When the arrearage reaches $5,000—a common occurrence during long deployments—the father can become a felon who can be incarcerated or subject to a barrage of harsh civil penalties, including seizure of driver's licenses, business licenses and passports.

In addition, reservists who return from long-deployments often find that their civilian earning capacity is now diminished. This is particularly true for the 6% of reservists who are self-employed, and whose businesses are often destroyed by their absence. Family law courts are notoriously unforgiving of fathers who suffer wage drops. Many if not most will have their former incomes imputed to them, meaning that their child support will not change despite their drop in income. Saddled with mounting arrearages, some reservists will return to fight a long battle to stay out of jail.

Some reservists have their child support deducted automatically from their pay. Once deployed these fathers may lose 60% or 70% of their income and incur huge debts or face home foreclosures.

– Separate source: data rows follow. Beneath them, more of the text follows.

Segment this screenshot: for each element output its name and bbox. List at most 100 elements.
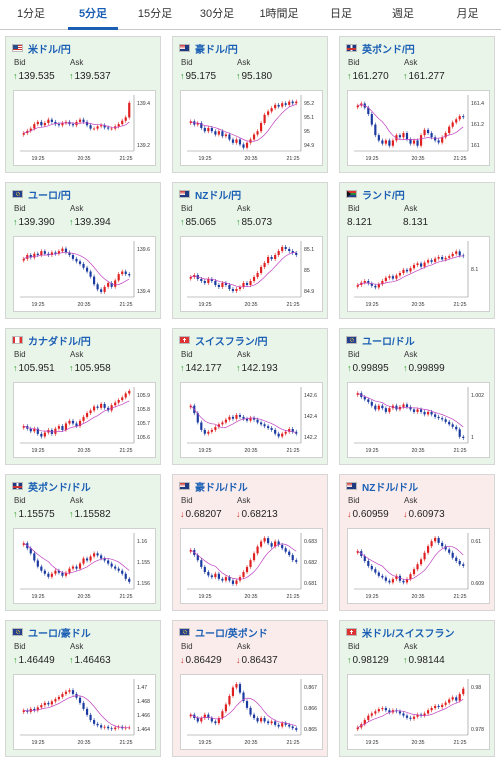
candle-body <box>238 139 242 145</box>
rate-card[interactable]: 豪ドル/ドル Bid Ask ↓0.68207 ↓0.68213 0.683 0.682 0.… <box>172 474 328 611</box>
candlestick-chart[interactable]: 95.2 95.1 95 94.9 19:25 20:35 21:25 <box>180 90 323 166</box>
y-tick-label: 1.47 <box>137 685 147 691</box>
candle-body <box>263 538 266 542</box>
bid-label: Bid <box>14 496 26 505</box>
candle-body <box>235 139 238 143</box>
rate-card[interactable]: ユーロ/英ポンド Bid Ask ↓0.86429 ↓0.86437 0.867 0.866… <box>172 620 328 757</box>
bid-value: 142.177 <box>185 363 222 374</box>
candle-body <box>277 104 280 107</box>
moving-average-line <box>190 252 297 288</box>
candlestick-chart[interactable]: 1.16 1.155 1.156 19:25 20:35 21:25 <box>13 528 156 604</box>
candle-body <box>437 257 440 259</box>
tab-7[interactable]: 週足 <box>392 8 414 20</box>
candle-body <box>430 260 433 262</box>
currency-pair-link[interactable]: ユーロ/円 <box>28 190 71 202</box>
candle-body <box>377 709 380 712</box>
candlestick-chart[interactable]: 85.1 85 84.9 19:25 20:35 21:25 <box>180 236 323 312</box>
rate-card[interactable]: 米ドル/円 Bid Ask ↑139.535 ↑139.537 139.4 139.2 19:… <box>5 36 161 173</box>
currency-pair-link[interactable]: NZドル/ドル <box>362 482 419 494</box>
candle-body <box>36 560 39 567</box>
candle-body <box>430 133 433 138</box>
y-tick-label: 1.16 <box>137 539 147 545</box>
tab-4[interactable]: 30分足 <box>199 8 235 20</box>
currency-pair-link[interactable]: ユーロ/ドル <box>362 336 415 348</box>
candle-body <box>281 544 284 549</box>
arrow-up-icon: ↑ <box>347 71 352 81</box>
candlestick-chart[interactable]: 161.4 161.2 161 19:25 20:35 21:25 <box>347 90 490 166</box>
y-tick-label: 142.2 <box>304 435 317 441</box>
tab-3[interactable]: 15分足 <box>137 8 173 20</box>
candlestick-chart[interactable]: 142.6 142.4 142.2 19:25 20:35 21:25 <box>180 382 323 458</box>
rate-card[interactable]: 米ドル/スイスフラン Bid Ask ↑0.98129 ↑0.98144 0.98 0.97… <box>339 620 495 757</box>
rate-card[interactable]: ユーロ/円 Bid Ask ↑139.390 ↑139.394 139.6 139.4 19:… <box>5 182 161 319</box>
candle-body <box>54 252 57 254</box>
candle-body <box>245 418 249 421</box>
candlestick-chart[interactable]: 8.1 19:25 20:35 21:25 <box>347 236 490 312</box>
currency-pair-link[interactable]: ランド/円 <box>362 190 405 202</box>
rate-card[interactable]: カナダドル/円 Bid Ask ↑105.951 ↑105.958 105.9 105.8 1… <box>5 328 161 465</box>
candle-body <box>228 695 231 705</box>
candle-body <box>68 690 71 692</box>
tab-8[interactable]: 月足 <box>456 8 479 20</box>
arrow-down-icon: ↓ <box>180 509 185 519</box>
y-tick-label: 105.7 <box>137 421 150 427</box>
currency-pair-link[interactable]: 豪ドル/円 <box>195 44 238 56</box>
x-tick-label: 19:25 <box>366 594 379 600</box>
tab-6[interactable]: 日足 <box>330 8 352 20</box>
currency-pair-link[interactable]: カナダドル/円 <box>28 336 91 348</box>
ask-value: 0.86437 <box>241 655 278 666</box>
rate-card[interactable]: 英ポンド/ドル Bid Ask ↑1.15575 ↑1.15582 1.16 1.155 1.… <box>5 474 161 611</box>
currency-pair-link[interactable]: 英ポンド/ドル <box>28 482 91 494</box>
rate-card[interactable]: NZドル/円 Bid Ask ↑85.065 ↑85.073 85.1 85 84.9 19:2… <box>172 182 328 319</box>
currency-pair-link[interactable]: ユーロ/英ポンド <box>195 628 268 640</box>
currency-pair-link[interactable]: 米ドル/円 <box>28 44 71 56</box>
rate-card[interactable]: NZドル/ドル Bid Ask ↓0.60959 ↓0.60973 0.61 0.609 19… <box>339 474 495 611</box>
currency-pair-link[interactable]: NZドル/円 <box>195 190 242 202</box>
candle-body <box>82 558 85 564</box>
arrow-up-icon: ↑ <box>403 655 408 665</box>
currency-pair-link[interactable]: 豪ドル/ドル <box>195 482 248 494</box>
candlestick-chart[interactable]: 139.6 139.4 19:25 20:35 21:25 <box>13 236 156 312</box>
candlestick-chart[interactable]: 139.4 139.2 19:25 20:35 21:25 <box>13 90 156 166</box>
candlestick-chart[interactable]: 105.9 105.8 105.7 105.6 19:25 20:35 21:25 <box>13 382 156 458</box>
candlestick-chart[interactable]: 0.867 0.866 0.865 19:25 20:35 21:25 <box>180 674 323 750</box>
candlestick-chart[interactable]: 0.98 0.978 19:25 20:35 21:25 <box>347 674 490 750</box>
currency-pair-link[interactable]: 米ドル/スイスフラン <box>362 628 455 640</box>
y-tick-label: 139.4 <box>137 101 150 107</box>
ask-rate: 8.131 <box>403 217 428 228</box>
candle-body <box>54 570 57 574</box>
candle-body <box>92 720 96 724</box>
candle-body <box>89 714 92 721</box>
rate-card[interactable]: 豪ドル/円 Bid Ask ↑95.175 ↑95.180 95.2 95.1 95 94.9 1… <box>172 36 328 173</box>
candle-body <box>238 287 242 289</box>
y-tick-label: 1.002 <box>471 393 484 399</box>
rate-card[interactable]: ユーロ/ドル Bid Ask ↑0.99895 ↑0.99899 1.002 1 19:25 2… <box>339 328 495 465</box>
tab-2[interactable]: 5分足 <box>62 0 124 30</box>
candlestick-chart[interactable]: 0.683 0.682 0.681 19:25 20:35 21:25 <box>180 528 323 604</box>
currency-pair-link[interactable]: ユーロ/豪ドル <box>28 628 91 640</box>
tab-5[interactable]: 1時間足 <box>259 8 299 20</box>
candle-body <box>71 566 75 569</box>
rate-card[interactable]: スイスフラン/円 Bid Ask ↑142.177 ↑142.193 142.6 142.4… <box>172 328 328 465</box>
bid-value: 1.15575 <box>18 509 55 520</box>
y-tick-label: 0.682 <box>304 560 317 566</box>
rate-card[interactable]: ランド/円 Bid Ask 8.121 8.131 8.1 19:25 20:35 21:25 <box>339 182 495 319</box>
candlestick-chart[interactable]: 1.002 1 19:25 20:35 21:25 <box>347 382 490 458</box>
candle-body <box>203 429 206 434</box>
x-tick-label: 19:25 <box>366 740 379 746</box>
candlestick-chart[interactable]: 1.47 1.468 1.466 1.464 19:25 20:35 21:25 <box>13 674 156 750</box>
candlestick-chart[interactable]: 0.61 0.609 19:25 20:35 21:25 <box>347 528 490 604</box>
moving-average-line <box>23 695 130 729</box>
rate-card[interactable]: ユーロ/豪ドル Bid Ask ↑1.46449 ↑1.46463 1.47 1.468 1.… <box>5 620 161 757</box>
rate-card[interactable]: 英ポンド/円 Bid Ask ↑161.270 ↑161.277 161.4 161.2 16… <box>339 36 495 173</box>
candle-body <box>412 716 416 719</box>
candle-body <box>68 568 71 573</box>
candle-body <box>238 415 242 417</box>
arrow-up-icon: ↑ <box>347 655 352 665</box>
tab-1[interactable]: 1分足 <box>16 8 46 20</box>
currency-pair-link[interactable]: 英ポンド/円 <box>362 44 415 56</box>
candle-body <box>54 121 57 125</box>
candle-body <box>117 568 120 571</box>
ask-rate: ↓0.68213 <box>236 509 278 520</box>
currency-pair-link[interactable]: スイスフラン/円 <box>195 336 268 348</box>
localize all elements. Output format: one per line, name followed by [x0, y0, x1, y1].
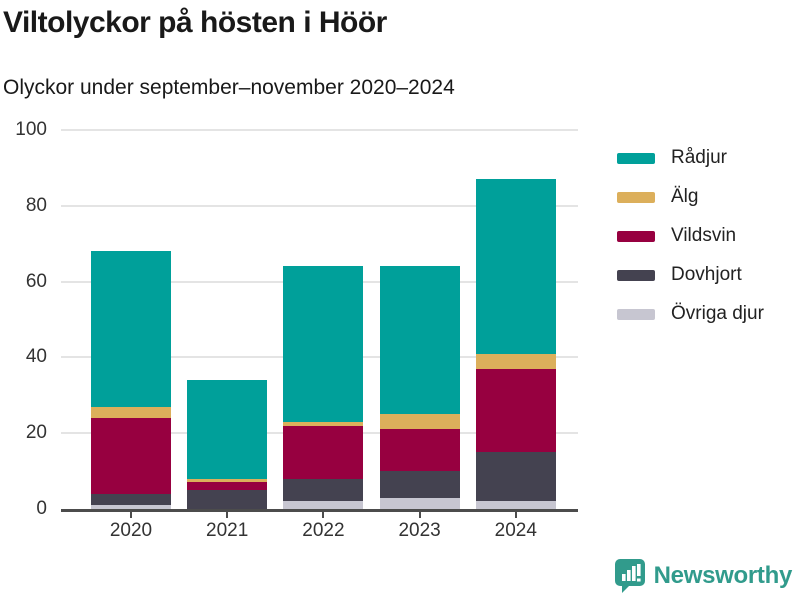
legend: Rådjur Älg Vildsvin Dovhjort Övriga djur [617, 147, 764, 325]
brand-footer: Newsworthy [614, 558, 792, 594]
bar-segment [379, 266, 460, 415]
bar-segment [379, 429, 460, 472]
bar-segment [475, 368, 556, 453]
x-tick-label: 2024 [494, 520, 537, 541]
bar-segment [283, 421, 364, 426]
bar-segment [91, 505, 171, 509]
bar-2020 [91, 251, 171, 509]
legend-label: Älg [671, 186, 699, 207]
gridline [61, 129, 578, 131]
legend-label: Övriga djur [671, 303, 764, 324]
bar-segment [187, 482, 268, 491]
x-tick-label: 2023 [398, 520, 441, 541]
bar-segment [91, 406, 171, 419]
y-tick-label: 20 [25, 422, 47, 444]
chart-subtitle: Olyckor under september–november 2020–20… [3, 76, 455, 99]
y-tick-label: 80 [25, 194, 47, 216]
legend-swatch [617, 230, 655, 242]
bar-2024 [475, 179, 556, 509]
bar-segment [283, 501, 364, 509]
bar-segment [187, 478, 268, 483]
legend-swatch [617, 152, 655, 164]
legend-label: Dovhjort [671, 264, 742, 285]
legend-label: Vildsvin [671, 225, 737, 246]
bar-segment [91, 251, 171, 407]
bar-2021 [187, 380, 268, 509]
gridline [61, 204, 578, 207]
bar-segment [475, 179, 556, 354]
legend-label: Rådjur [671, 147, 727, 168]
x-tick-label: 2022 [302, 520, 345, 541]
bar-segment [283, 425, 364, 479]
y-tick-label: 40 [25, 346, 47, 368]
y-tick-label: 100 [15, 119, 47, 140]
legend-item: Övriga djur [617, 303, 764, 325]
x-axis-line [61, 509, 578, 512]
bar-segment [283, 266, 364, 422]
legend-item: Vildsvin [617, 225, 764, 247]
bar-segment [91, 493, 171, 506]
legend-item: Älg [617, 186, 764, 208]
x-tick-mark [418, 512, 421, 518]
bar-2023 [379, 266, 460, 509]
bar-segment [475, 452, 556, 502]
brand-name: Newsworthy [653, 562, 793, 589]
x-tick-mark [322, 512, 325, 518]
newsworthy-logo-icon [614, 558, 647, 594]
bar-segment [91, 418, 171, 494]
bar-segment [187, 380, 268, 479]
bar-segment [379, 414, 460, 430]
bar-segment [379, 497, 460, 509]
bar-segment [283, 478, 364, 502]
y-tick-label: 0 [36, 498, 47, 519]
legend-swatch [617, 308, 655, 320]
bar-segment [475, 501, 556, 509]
chart-title: Viltolyckor på hösten i Höör [3, 6, 387, 39]
bar-2022 [283, 266, 364, 509]
x-tick-label: 2021 [206, 520, 249, 541]
bar-segment [475, 353, 556, 369]
x-tick-mark [514, 512, 517, 518]
bar-segment [379, 471, 460, 498]
legend-item: Rådjur [617, 147, 764, 169]
bar-segment [187, 490, 268, 509]
y-tick-label: 60 [25, 270, 47, 292]
x-tick-label: 2020 [109, 520, 153, 541]
x-tick-mark [130, 512, 132, 518]
legend-swatch [617, 269, 655, 281]
legend-swatch [617, 191, 655, 203]
legend-item: Dovhjort [617, 264, 764, 286]
plot-area: 0 20 40 60 80 100 2020 2021 2022 2023 2024 [15, 119, 578, 541]
x-tick-mark [226, 512, 229, 518]
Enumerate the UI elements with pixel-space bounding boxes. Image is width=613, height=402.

To date Missouri is the only state to adequately address the issue. During the first Gulf War it passed a law requiring that reservists' support obligations be automatically modified when they are called up for active duty. Other states, including California and Illinois, are currently considering legislation that would help reservists. However, tens of thousands of reservists were deployed before they could file for downward modifications. Only a repeal of the Bradley amendment—already widely seen as bad law within family law circles—can prevent them from facing years of debt, harassment, legal woes or even incarceration upon their return from active service.